On April 13, 2016, Mr. Cheung, of 717 Bearspaw Village Drive NW, Calgary, AB, directly acquired 3,800,500 common shares (the "Common Shares") in the capital of PetroFrontier Corp. (the "Corporation") (TSX VENTURE:PFC) at a price of $0.12160687 per Common Share, for total consideration of $462,166.20 (the "Acquisition"). Prior to the Acquisition, Mr. Cheung owned 12,059,967 Common Shares, representing approximately 15.15% of the issued and outstanding Common Shares of the Corporation. Following the Acquisition, Mr. Cheung owns 15,860,467 Common Shares, representing approximately 19.9% of the issued and outstanding Common Shares of the Corporation.

The Acquisition was completed pursuant to the terms and conditions of a share purchase agreement (the "Share Purchase Agreement") dated February 16, 2016 for the purchase and sale of a total of 15,860,467 Common Shares between Mr. Cheung and Heritage Oil Ltd. ("Heritage"), an independent international upstream oil and gas company. Pursuant to the Share Purchase Agreement, Mr. Cheung previously acquired a total of 12,059,967 Common Shares on February 25, 2016, as disclosed in the earlier news release filed by Mr. Cheung on February 29, 2016.

Pursuant to the Share Purchase Agreement, Heritage and Mr. Cheung have entered into an option agreement pursuant to the terms and conditions of which Heritage may, at its option, elect to re-purchase up to 50% of the Common Shares from Mr. Cheung at a price of $0.12160687 per Common Share (the "Option") for a period of two years from the date of February 9, 2016.

Mr.

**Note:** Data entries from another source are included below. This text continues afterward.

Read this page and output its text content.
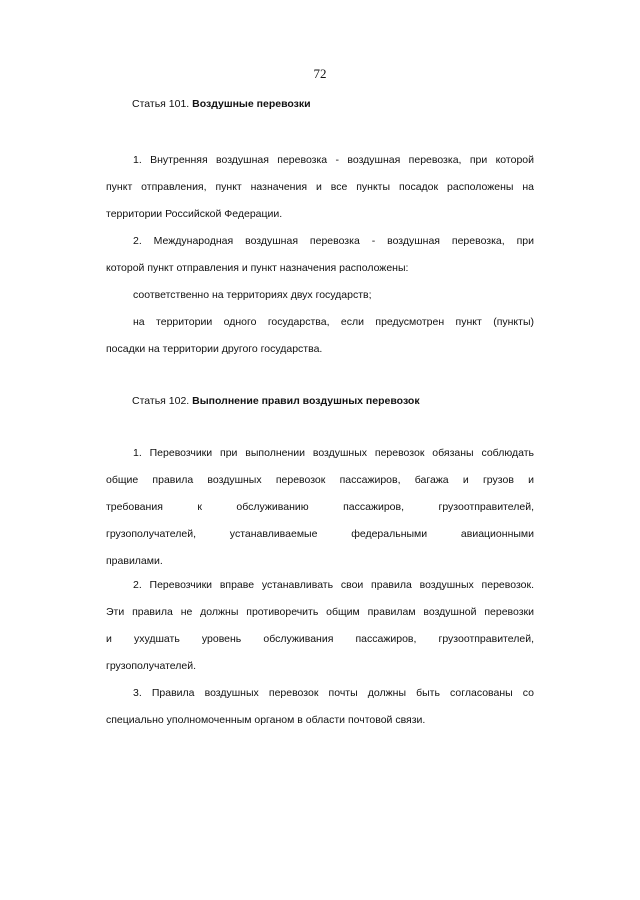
72
Статья 101. Воздушные перевозки
1. Внутренняя воздушная перевозка - воздушная перевозка, при которой
пункт отправления, пункт назначения и все пункты посадок расположены на
территории Российской Федерации.
2. Международная воздушная перевозка - воздушная перевозка, при
которой пункт отправления и пункт назначения расположены:
соответственно на территориях двух государств;
на территории одного государства, если предусмотрен пункт (пункты)
посадки на территории другого государства.
Статья 102. Выполнение правил воздушных перевозок
1. Перевозчики при выполнении воздушных перевозок обязаны соблюдать
общие правила воздушных перевозок пассажиров, багажа и грузов и
требования к обслуживанию пассажиров, грузоотправителей,
грузополучателей, устанавливаемые федеральными авиационными
правилами.
2. Перевозчики вправе устанавливать свои правила воздушных перевозок.
Эти правила не должны противоречить общим правилам воздушной перевозки
и ухудшать уровень обслуживания пассажиров, грузоотправителей,
грузополучателей.
3. Правила воздушных перевозок почты должны быть согласованы со
специально уполномоченным органом в области почтовой связи.
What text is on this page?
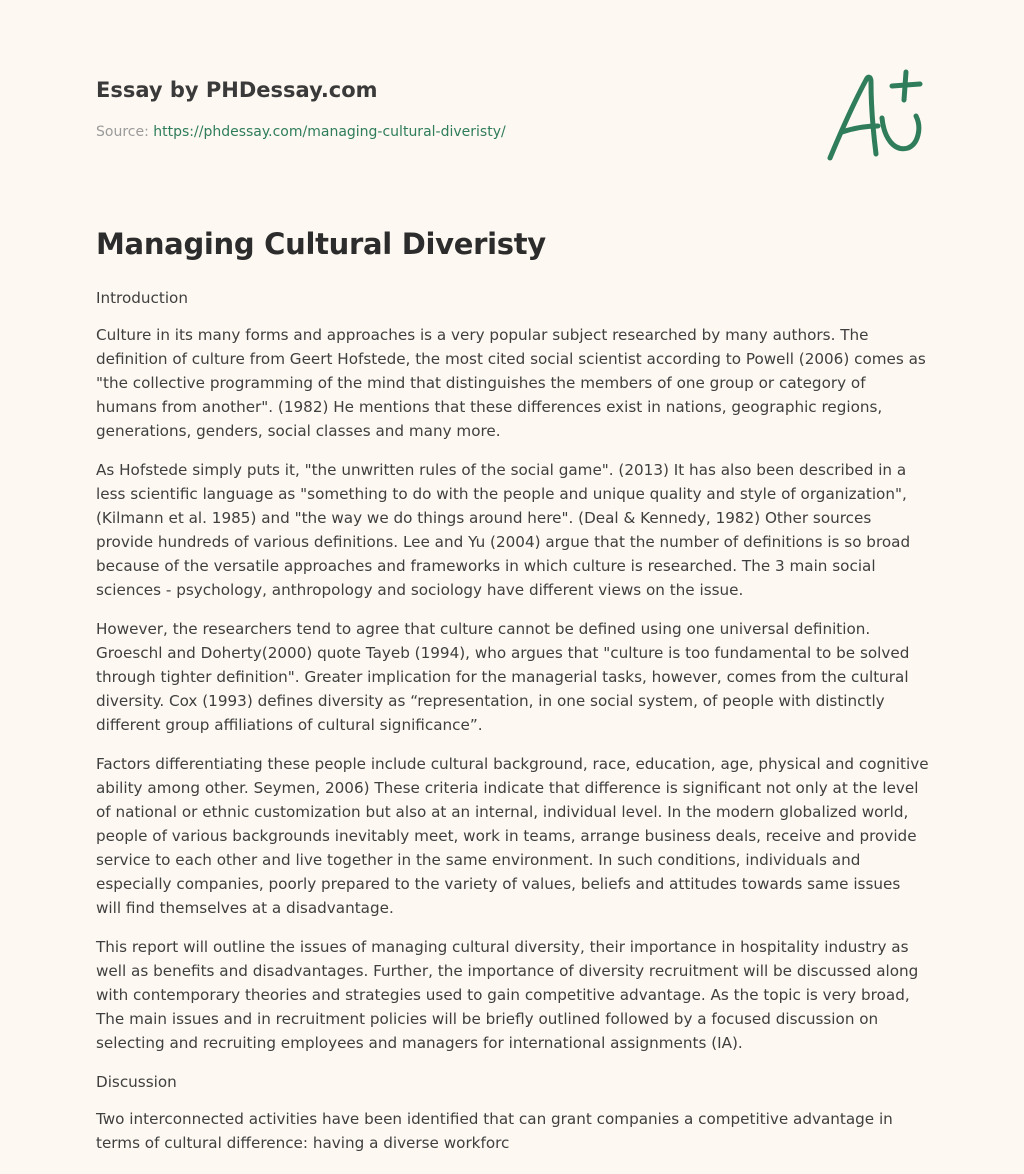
Essay by PHDessay.com
Source: https://phdessay.com/managing-cultural-diveristy/
Managing Cultural Diveristy

Introduction

Culture in its many forms and approaches is a very popular subject researched by many authors. The definition of culture from Geert Hofstede, the most cited social scientist according to Powell (2006) comes as "the collective programming of the mind that distinguishes the members of one group or category of humans from another". (1982) He mentions that these differences exist in nations, geographic regions, generations, genders, social classes and many more.

As Hofstede simply puts it, "the unwritten rules of the social game". (2013) It has also been described in a less scientific language as "something to do with the people and unique quality and style of organization", (Kilmann et al. 1985) and "the way we do things around here". (Deal & Kennedy, 1982) Other sources provide hundreds of various definitions. Lee and Yu (2004) argue that the number of definitions is so broad because of the versatile approaches and frameworks in which culture is researched. The 3 main social sciences - psychology, anthropology and sociology have different views on the issue.

However, the researchers tend to agree that culture cannot be defined using one universal definition. Groeschl and Doherty(2000) quote Tayeb (1994), who argues that "culture is too fundamental to be solved through tighter definition". Greater implication for the managerial tasks, however, comes from the cultural diversity. Cox (1993) defines diversity as “representation, in one social system, of people with distinctly different group affiliations of cultural significance”.

Factors differentiating these people include cultural background, race, education, age, physical and cognitive ability among other. Seymen, 2006) These criteria indicate that difference is significant not only at the level of national or ethnic customization but also at an internal, individual level. In the modern globalized world, people of various backgrounds inevitably meet, work in teams, arrange business deals, receive and provide service to each other and live together in the same environment. In such conditions, individuals and especially companies, poorly prepared to the variety of values, beliefs and attitudes towards same issues will find themselves at a disadvantage.

This report will outline the issues of managing cultural diversity, their importance in hospitality industry as well as benefits and disadvantages. Further, the importance of diversity recruitment will be discussed along with contemporary theories and strategies used to gain competitive advantage. As the topic is very broad, The main issues and in recruitment policies will be briefly outlined followed by a focused discussion on selecting and recruiting employees and managers for international assignments (IA).

Discussion

Two interconnected activities have been identified that can grant companies a competitive advantage in terms of cultural difference: having a diverse workforc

Cheung acquired the Common Shares for investment purposes and intends to evaluate his holdings and may further increase or decrease his beneficial ownership of Common Shares or other securities of the Corporation whether in the open market, by privately negotiated agreements or otherwise depending on market conditions as circumstances warrant.

A report respecting this acquisition will be filed with the applicable securities commissions using the Canadian System for Electronic Document Analysis and Retrieval (SEDAR) and will be available for viewing on the Corporation's profile at www.sedar.com.

Neither the TSX Venture Exchange, nor its Regulatory Services Provider (as that term is defined in the policies of the TSX Venture Exchange) accepts responsibility for the adequacy or accuracy of this release.